Mais de toutes ces nombreuses dissociations, celle qui se dessinait le plus nettement et se faisait sentir de la façon la plus aiguë était mon écartèlement entre l'esprit et la chair.


Amant éconduit, Vadim plongera tête baissée dans la poudreuse, découvrant un paradis artificiel qui l'espace d'une nuit lui procurera des sensations insoupçonnées. Une joie incommensurable, un esprit d'analyse décuplé et ce désir de vivre chaque instant comme s'il était le dernier.

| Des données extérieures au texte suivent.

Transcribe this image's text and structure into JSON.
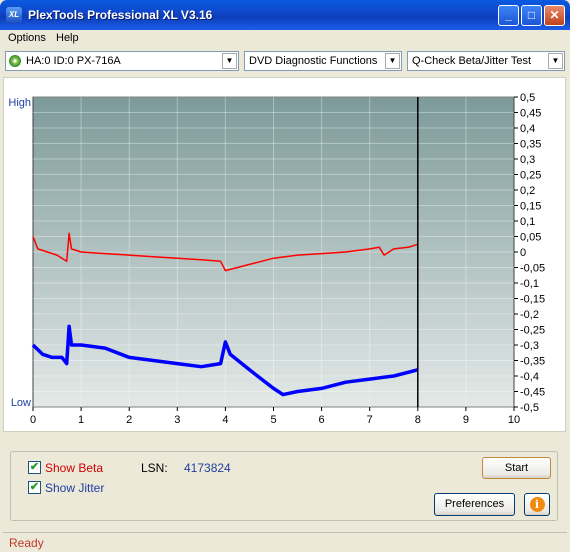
{
  "window": {
    "title": "PlexTools Professional XL V3.16",
    "icon_label": "XL"
  },
  "window_buttons": {
    "minimize": "_",
    "maximize": "□",
    "close": "✕"
  },
  "menu": {
    "items": [
      "Options",
      "Help"
    ]
  },
  "toolbar": {
    "drive": "HA:0 ID:0  PX-716A",
    "function": "DVD Diagnostic Functions",
    "test": "Q-Check Beta/Jitter Test",
    "dropdown_glyph": "▼"
  },
  "chart_data": {
    "type": "line",
    "left_axis_labels": {
      "top": "High",
      "bottom": "Low"
    },
    "x": {
      "min": 0,
      "max": 10,
      "ticks": [
        "0",
        "1",
        "2",
        "3",
        "4",
        "5",
        "6",
        "7",
        "8",
        "9",
        "10"
      ]
    },
    "right_axis": {
      "min": -0.5,
      "max": 0.5,
      "ticks": [
        "0,5",
        "0,45",
        "0,4",
        "0,35",
        "0,3",
        "0,25",
        "0,2",
        "0,15",
        "0,1",
        "0,05",
        "0",
        "-0,05",
        "-0,1",
        "-0,15",
        "-0,2",
        "-0,25",
        "-0,3",
        "-0,35",
        "-0,4",
        "-0,45",
        "-0,5"
      ]
    },
    "marker_x": 8,
    "grid": true,
    "series": [
      {
        "color": "#ff0000",
        "points": [
          [
            0,
            0.05
          ],
          [
            0.1,
            0.01
          ],
          [
            0.3,
            0
          ],
          [
            0.5,
            -0.01
          ],
          [
            0.7,
            -0.03
          ],
          [
            0.75,
            0.06
          ],
          [
            0.8,
            0.01
          ],
          [
            1.0,
            0.0
          ],
          [
            1.5,
            -0.005
          ],
          [
            2.0,
            -0.01
          ],
          [
            2.5,
            -0.015
          ],
          [
            3.0,
            -0.02
          ],
          [
            3.5,
            -0.025
          ],
          [
            3.9,
            -0.03
          ],
          [
            4.0,
            -0.06
          ],
          [
            4.5,
            -0.04
          ],
          [
            5.0,
            -0.02
          ],
          [
            5.5,
            -0.01
          ],
          [
            6.0,
            -0.005
          ],
          [
            6.5,
            0.0
          ],
          [
            7.0,
            0.01
          ],
          [
            7.2,
            0.015
          ],
          [
            7.3,
            -0.01
          ],
          [
            7.5,
            0.01
          ],
          [
            7.8,
            0.015
          ],
          [
            8.0,
            0.025
          ]
        ]
      },
      {
        "color": "#0000ff",
        "points": [
          [
            0,
            -0.3
          ],
          [
            0.2,
            -0.33
          ],
          [
            0.4,
            -0.34
          ],
          [
            0.6,
            -0.34
          ],
          [
            0.7,
            -0.36
          ],
          [
            0.75,
            -0.24
          ],
          [
            0.8,
            -0.3
          ],
          [
            1.0,
            -0.3
          ],
          [
            1.5,
            -0.31
          ],
          [
            2.0,
            -0.34
          ],
          [
            2.5,
            -0.35
          ],
          [
            3.0,
            -0.36
          ],
          [
            3.5,
            -0.37
          ],
          [
            3.9,
            -0.36
          ],
          [
            4.0,
            -0.29
          ],
          [
            4.1,
            -0.33
          ],
          [
            4.5,
            -0.38
          ],
          [
            5.0,
            -0.44
          ],
          [
            5.2,
            -0.46
          ],
          [
            5.5,
            -0.45
          ],
          [
            6.0,
            -0.44
          ],
          [
            6.5,
            -0.42
          ],
          [
            7.0,
            -0.41
          ],
          [
            7.5,
            -0.4
          ],
          [
            8.0,
            -0.38
          ]
        ]
      }
    ]
  },
  "controls": {
    "show_beta_label": "Show Beta",
    "show_jitter_label": "Show Jitter",
    "show_beta_checked": true,
    "show_jitter_checked": true,
    "lsn_label": "LSN:",
    "lsn_value": "4173824",
    "start_label": "Start",
    "preferences_label": "Preferences",
    "info_glyph": "i",
    "check_glyph": "✔"
  },
  "status": {
    "text": "Ready"
  },
  "colors": {
    "beta": "#ff0000",
    "jitter": "#0000ff",
    "lsn_value": "#1f3fa0",
    "status": "#c0392b",
    "plot_top": "#7d9a9a",
    "plot_bottom": "#e3e9e7"
  }
}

Bien vite, les vapeurs célestes de la cocaïne se transformeront en massives chaînes qui emprisonnent Vadim, et sa béatitude se muera en cauchemar de la dépendance. Plus seul que jamais, il aura tout loisir de repasser dans son esprit les figures marquantes de sa vie, immortalisées dans un rêve terrible où il revoit Sonia ainsi que sa mère, tuée devant les yeux et le rire moqueur de Vadim.

 

Kandinsky - Moscou


La vision résolument moderne d'Aguéev (le rôle des femmes dans la société et la discussion sur l'antisémitisme, notamment) et son esprit d'analyse contrasté représentent certainement des caractéristiques ayant permis d'ériger le roman de cet anonyme parmi les grands classiques du XXème siècle, ce d'autant plus qu'il est difficile de placer l'auteur dans la grande famille des écrivains russes, certains préférant citer Proust, eu égard à la sensibilité manifeste, à la description de l'instant que Aguéev propose avec un talent et une noirceur uniques.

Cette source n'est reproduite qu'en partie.